I laugh shakily, my eyes welling with hot tears.

It’s been a month since we met. Such a meager amount of time to make such a strong declaration to each other, but I think I first felt it that night in the bakery when he kissed me. When the batter was burning next to us and sweet sugar filled the air. I’ve been denying it ever since, pushing back and pushing back. Going slow. Running away.

But I’m not going slow tonight.

I step to the door, throwing the bar lock quietly.

“Lilly?”

I shed my jacket, letting it fall to the floor. I lift the hem of my shirt. I pull it up over my head. I drop it on the floor at my feet.

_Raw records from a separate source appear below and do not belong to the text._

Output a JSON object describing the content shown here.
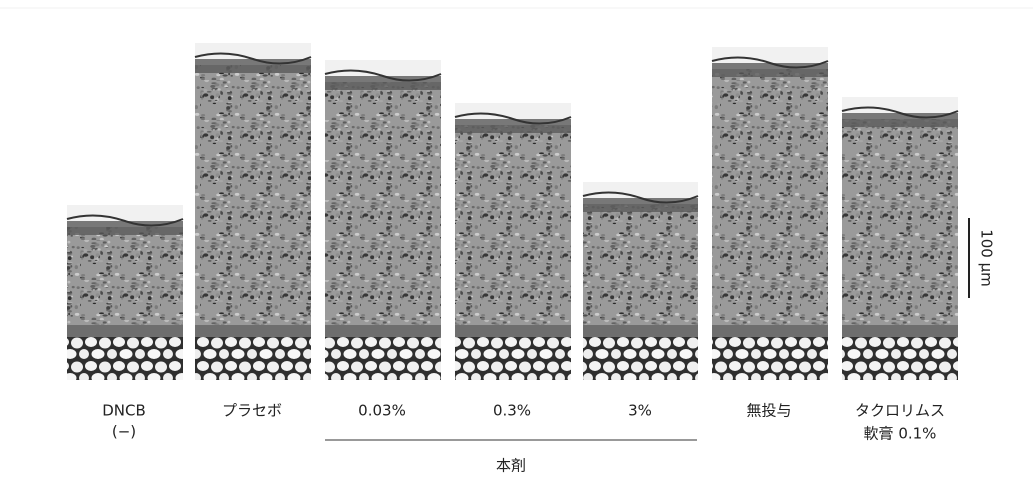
{
  "panels": [
    {
      "label": [
        "DNCB",
        "(−)"
      ]
    },
    {
      "label": [
        "プラセボ"
      ]
    },
    {
      "label": [
        "0.03%"
      ]
    },
    {
      "label": [
        "0.3%"
      ]
    },
    {
      "label": [
        "3%"
      ]
    },
    {
      "label": [
        "無投与"
      ]
    },
    {
      "label": [
        "タクロリムス",
        "軟膏 0.1%"
      ]
    }
  ],
  "group_label": "本剤",
  "scale_bar": "100 μm"
}
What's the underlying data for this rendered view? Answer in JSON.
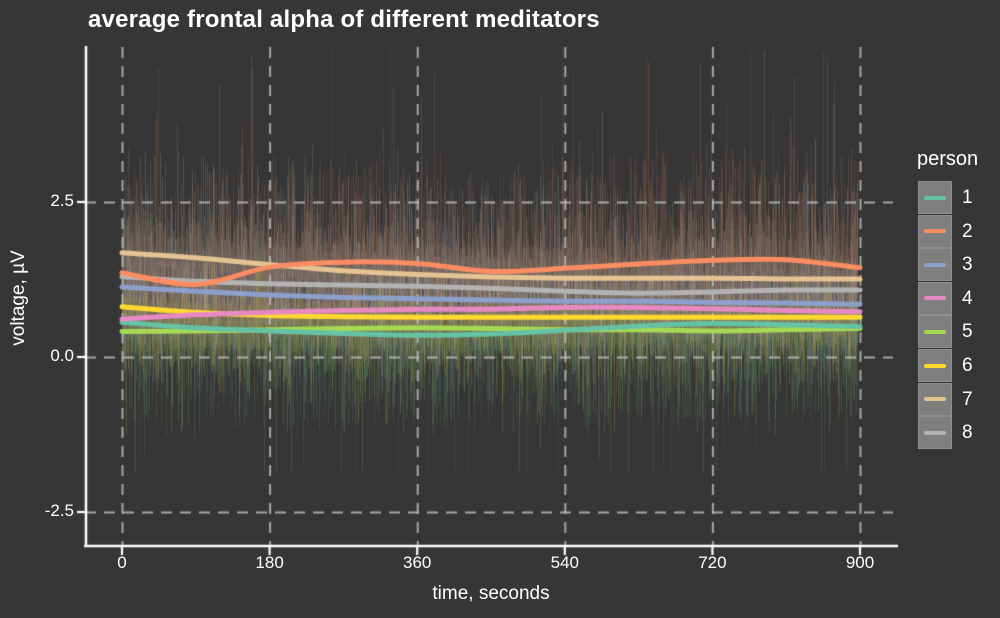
{
  "chart_data": {
    "type": "line",
    "title": "average frontal alpha of different meditators",
    "xlabel": "time, seconds",
    "ylabel": "voltage, µV",
    "legend_title": "person",
    "legend_position": "right",
    "grid": "dashed-gray",
    "xlim": [
      0,
      900
    ],
    "ylim": [
      -3.1,
      5.0
    ],
    "x_tick_labels": [
      "0",
      "180",
      "360",
      "540",
      "720",
      "900"
    ],
    "x_tick_values": [
      0,
      180,
      360,
      540,
      720,
      900
    ],
    "y_tick_labels": [
      "2.5",
      "0.0",
      "-2.5"
    ],
    "y_tick_values": [
      2.5,
      0.0,
      -2.5
    ],
    "x": [
      0,
      90,
      180,
      270,
      360,
      450,
      540,
      630,
      720,
      810,
      900
    ],
    "series": [
      {
        "name": "1",
        "color": "#66c2a5",
        "values": [
          0.56,
          0.47,
          0.42,
          0.38,
          0.35,
          0.37,
          0.43,
          0.5,
          0.54,
          0.52,
          0.49
        ],
        "raw_band_up_uv": 0.7,
        "raw_band_down_uv": 1.2,
        "raw_spike_up_uv": 0.9,
        "raw_spike_down_uv": 2.3
      },
      {
        "name": "2",
        "color": "#fc8d62",
        "values": [
          1.36,
          1.17,
          1.45,
          1.53,
          1.51,
          1.38,
          1.43,
          1.5,
          1.56,
          1.57,
          1.44
        ],
        "raw_band_up_uv": 1.35,
        "raw_band_down_uv": 0.9,
        "raw_spike_up_uv": 3.1,
        "raw_spike_down_uv": 1.4
      },
      {
        "name": "3",
        "color": "#8da0cb",
        "values": [
          1.13,
          1.06,
          1.0,
          0.96,
          0.94,
          0.92,
          0.9,
          0.9,
          0.88,
          0.87,
          0.85
        ],
        "raw_band_up_uv": 0.9,
        "raw_band_down_uv": 0.95,
        "raw_spike_up_uv": 1.9,
        "raw_spike_down_uv": 1.4
      },
      {
        "name": "4",
        "color": "#e78ac3",
        "values": [
          0.61,
          0.68,
          0.72,
          0.75,
          0.77,
          0.77,
          0.8,
          0.8,
          0.78,
          0.75,
          0.73
        ],
        "raw_band_up_uv": 0.7,
        "raw_band_down_uv": 0.7,
        "raw_spike_up_uv": 1.1,
        "raw_spike_down_uv": 1.1
      },
      {
        "name": "5",
        "color": "#a6d854",
        "values": [
          0.41,
          0.42,
          0.44,
          0.46,
          0.47,
          0.46,
          0.44,
          0.44,
          0.42,
          0.44,
          0.46
        ],
        "raw_band_up_uv": 0.65,
        "raw_band_down_uv": 1.25,
        "raw_spike_up_uv": 0.9,
        "raw_spike_down_uv": 2.4
      },
      {
        "name": "6",
        "color": "#ffd92f",
        "values": [
          0.81,
          0.72,
          0.67,
          0.65,
          0.64,
          0.64,
          0.64,
          0.64,
          0.64,
          0.64,
          0.64
        ],
        "raw_band_up_uv": 0.65,
        "raw_band_down_uv": 0.8,
        "raw_spike_up_uv": 1.0,
        "raw_spike_down_uv": 1.2
      },
      {
        "name": "7",
        "color": "#e5c494",
        "values": [
          1.68,
          1.6,
          1.49,
          1.39,
          1.33,
          1.29,
          1.27,
          1.27,
          1.27,
          1.26,
          1.26
        ],
        "raw_band_up_uv": 1.3,
        "raw_band_down_uv": 0.8,
        "raw_spike_up_uv": 3.0,
        "raw_spike_down_uv": 1.3
      },
      {
        "name": "8",
        "color": "#b3b3b3",
        "values": [
          1.3,
          1.22,
          1.18,
          1.16,
          1.14,
          1.11,
          1.06,
          1.03,
          1.05,
          1.08,
          1.08
        ],
        "raw_band_up_uv": 1.35,
        "raw_band_down_uv": 0.9,
        "raw_spike_up_uv": 3.1,
        "raw_spike_down_uv": 1.5
      }
    ]
  },
  "theme": {
    "background": "#363636",
    "axis_color": "#ffffff",
    "grid_color": "#bebebe",
    "text_color": "#ffffff",
    "legend_key_fill": "#7f7f7f",
    "legend_key_border": "#8f8f8f"
  }
}
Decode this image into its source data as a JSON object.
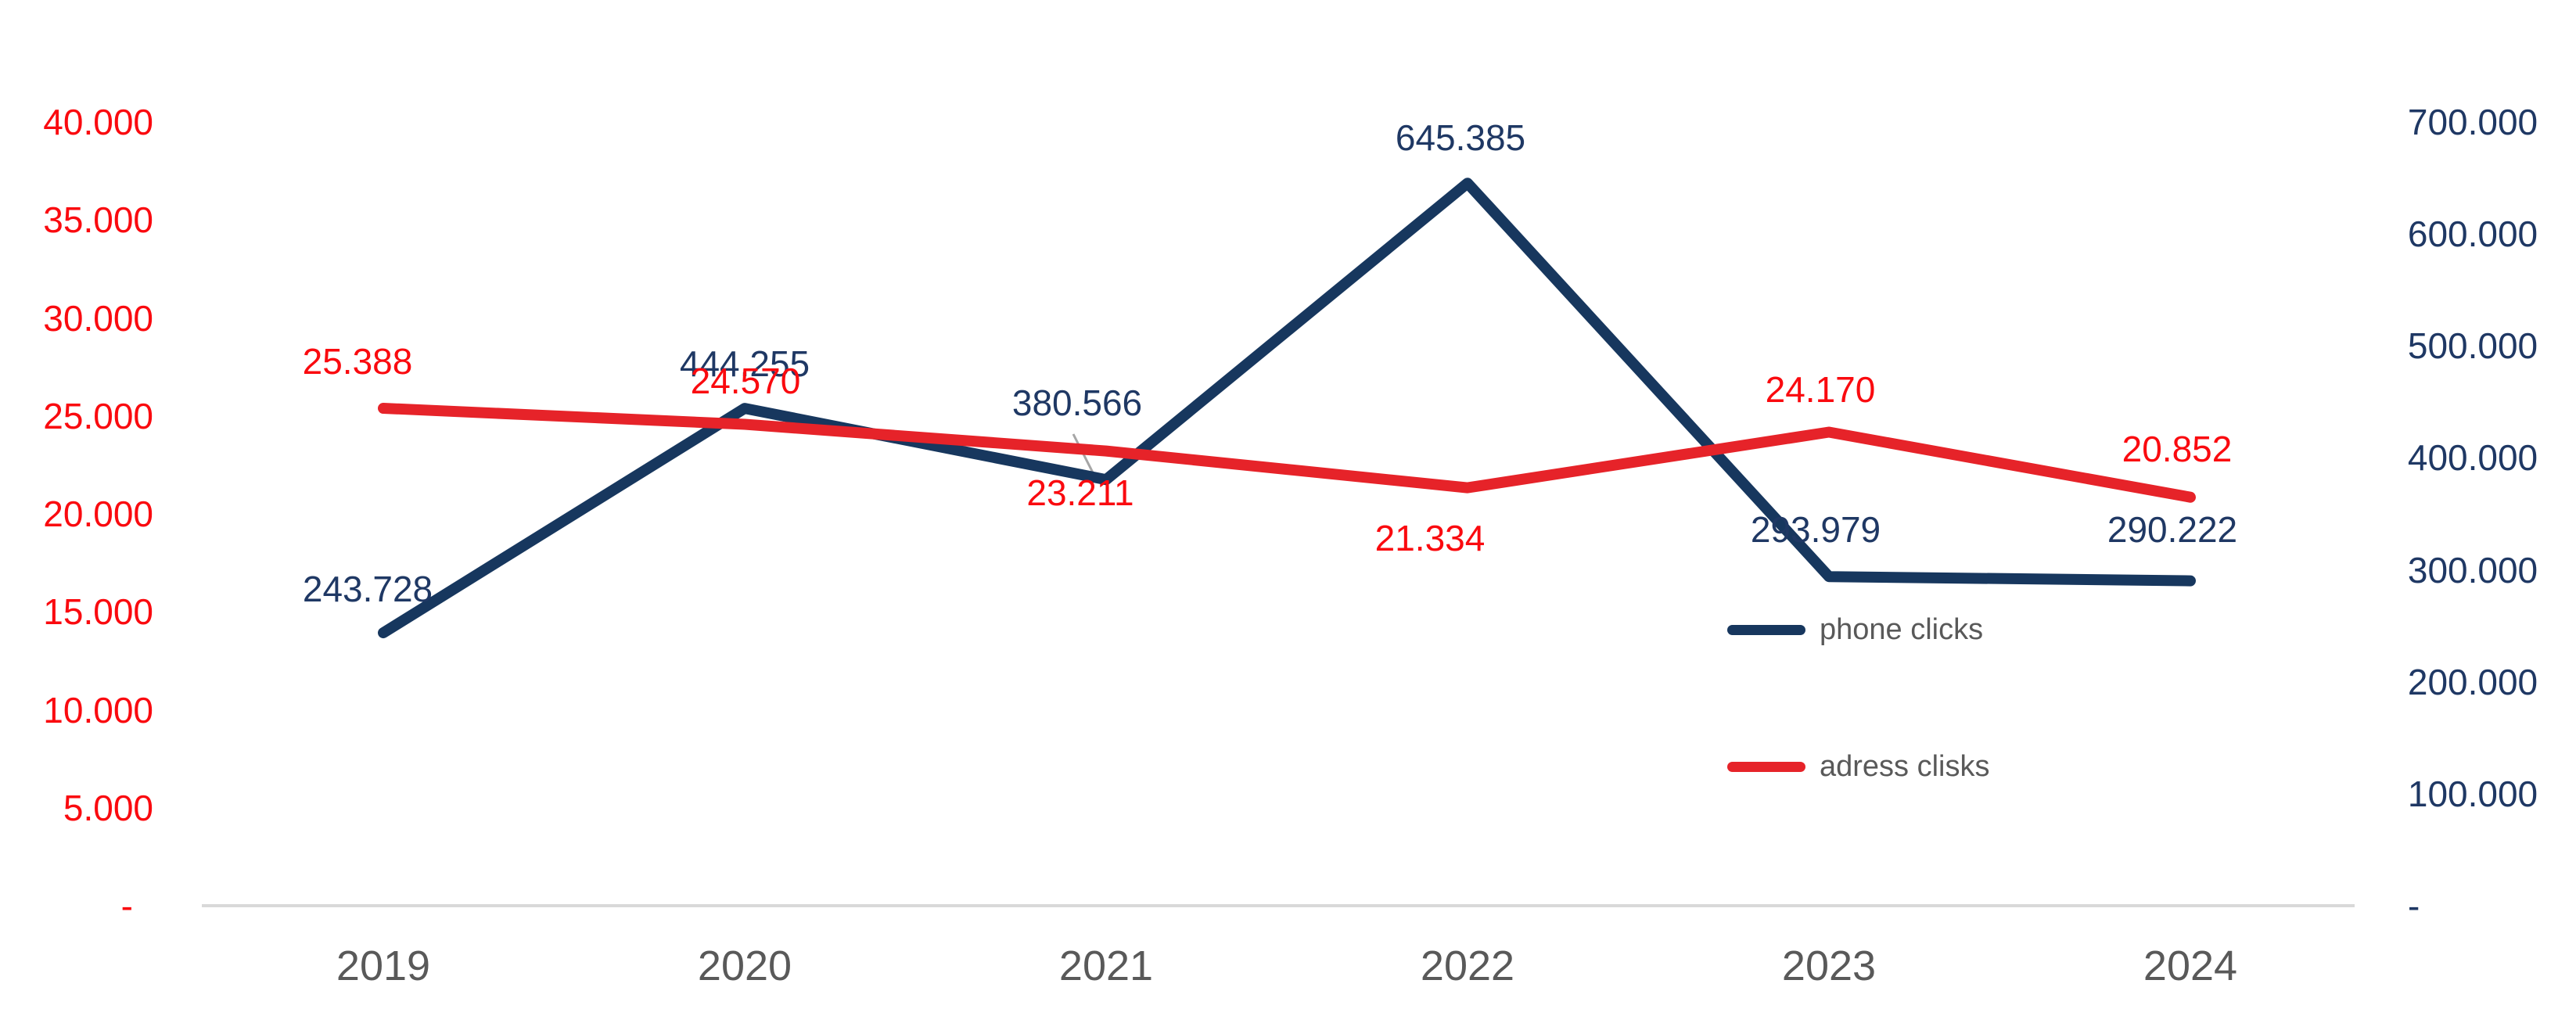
{
  "chart_data": {
    "type": "line",
    "title": "",
    "xlabel": "",
    "ylabel": "",
    "grid": false,
    "categories": [
      "2019",
      "2020",
      "2021",
      "2022",
      "2023",
      "2024"
    ],
    "series": [
      {
        "name": "phone clicks",
        "axis": "right",
        "color": "#17375E",
        "label_color": "#1F3864",
        "values": [
          243728,
          444255,
          380566,
          645385,
          293979,
          290222
        ],
        "labels": [
          "243.728",
          "444.255",
          "380.566",
          "645.385",
          "293.979",
          "290.222"
        ]
      },
      {
        "name": "adress clisks",
        "axis": "left",
        "color": "#E62329",
        "label_color": "#FA0A0F",
        "values": [
          25388,
          24570,
          23211,
          21334,
          24170,
          20852
        ],
        "labels": [
          "25.388",
          "24.570",
          "23.211",
          "21.334",
          "24.170",
          "20.852"
        ]
      }
    ],
    "left_axis": {
      "min": 0,
      "max": 40000,
      "color": "#FA0A0F",
      "ticks": [
        "40.000",
        "35.000",
        "30.000",
        "25.000",
        "20.000",
        "15.000",
        "10.000",
        "5.000",
        "-"
      ]
    },
    "right_axis": {
      "min": 0,
      "max": 700000,
      "color": "#1F3864",
      "ticks": [
        "700.000",
        "600.000",
        "500.000",
        "400.000",
        "300.000",
        "200.000",
        "100.000",
        "-"
      ]
    },
    "legend": {
      "position": "center-right",
      "entries": [
        {
          "label": "phone clicks",
          "color": "#17375E"
        },
        {
          "label": "adress clisks",
          "color": "#E62329"
        }
      ]
    },
    "colors": {
      "axis_line": "#D9D9D9",
      "leader_line": "#A6A6A6",
      "category_text": "#595959",
      "legend_text": "#595959"
    }
  }
}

Colt’s eyes go wide. Interested. “What are you doing?”

I reach behind me to unhook my bra. It releases, falling slowly off my shoulders. I drop it beside my shirt.

Colt’s eyes are very interested now.

“How drugged are you?” I ask him.

“Not that drugged. I’d have to be dead before I’d put a stop to this.”

“I’m not taking advantage of you?”

He smiles slow and easy. “Never.”

I unbutton my jeans. I drag the zipper down slowly. I keep my eyes on his, a slow smile curving on my lips.

“I can’t stand up,” he reminds me, his voice husky and low.

“You don’t have to.”

I shimmy out of my jeans. Out of my underwear. I stand naked at the end of his bed.

“I’ll come to you,” I promise.

I can see his breathing change in the rise and fall of his chest. It’s shallow and rapid. His thin athletic shorts rise as I kneel on the end of the bed, crawling toward him on my hands and knees, my eyes lock on his.